I ruined a maternity tank and DD has ruined way too many new school clothes already. On her new organic sweatshirt- I am trying everything- all the taboo stuff from past- from Color Safe clorox (I had to dig deep in my dad's stash for that), Zout, this after trying Charlies All Purpose, and then vinegar. I'm so sad it may be ruined. I may even look for a patch to cover the stain with today.








But I'll give the hydrogen peroxide a try and I may have a drop of bio kleen left.

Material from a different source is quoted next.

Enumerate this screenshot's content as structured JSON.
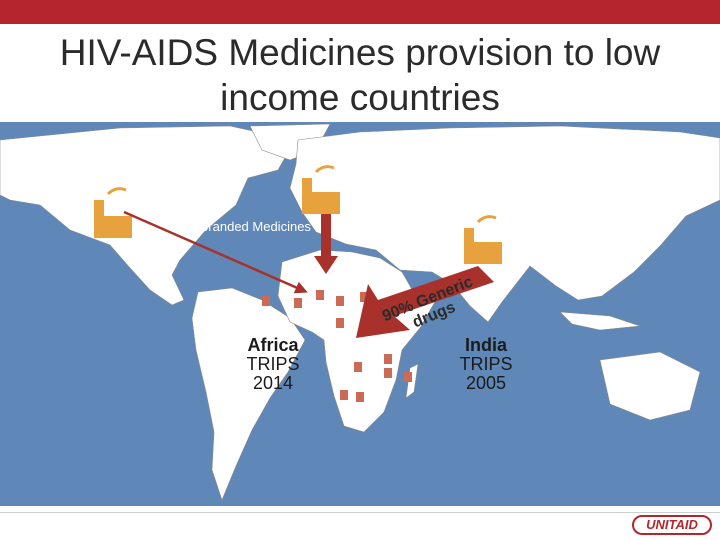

I think its a riot there is actaully a thread about this. I was going to call Silk today and see if they had any recommendations!!!!


----------



## jrabbit (May 10, 2008)

YES, hydrogen peroxide will get it out! It may take several applications, but I would bet money on it (and I'm really NOT a betting woman). I've had clothes that are stained with all types of chocolate (addict), and nothing works as effectively as h2o2. EVEN on a shirt that I had soaked in oxyclean, and given up on - so it was washed & dried multiple times before I decided to try the h2o2 months later!

My original method of just pouring it on the stain and letting it sit overnight in the sink ... wasted a lot of h2o2, and while it's cheap, I'm more into efficiency. Now, it's in a spray bottle.







I have had the best luck with food stains - and those strange yellow stains that appear out of nowhere - and some old old ring-around-the-baby-spit-up-collar stains, sometimes.

If the stain doesn't come out the first time, reapply. I think some stains took 3-4 tries. I could see fading, so I knew it was working.

**I forgot to say the first time: I have done this on many types and colors of fabric, without any fading to the original colors or patterns**

--janis


----------



## down2earthmom (Aug 24, 2014)

earth_mommy said:


> My 2 year old daughter spilled chocolate soy milk all over her new dress and the stain did not come out in the normal laundry cycle. Anyone have any stain removing tips?


Dawn dish soap and/ or kids 3 in 1 shampoo with a spinning toothbrush. Works 99% of the time. We have 600 thread Egyptian cotton, WHITE bedsheets. I put them in the tub with very hot water, apply the soap on a stain at a time and go to work with the brush. It's magic.


----------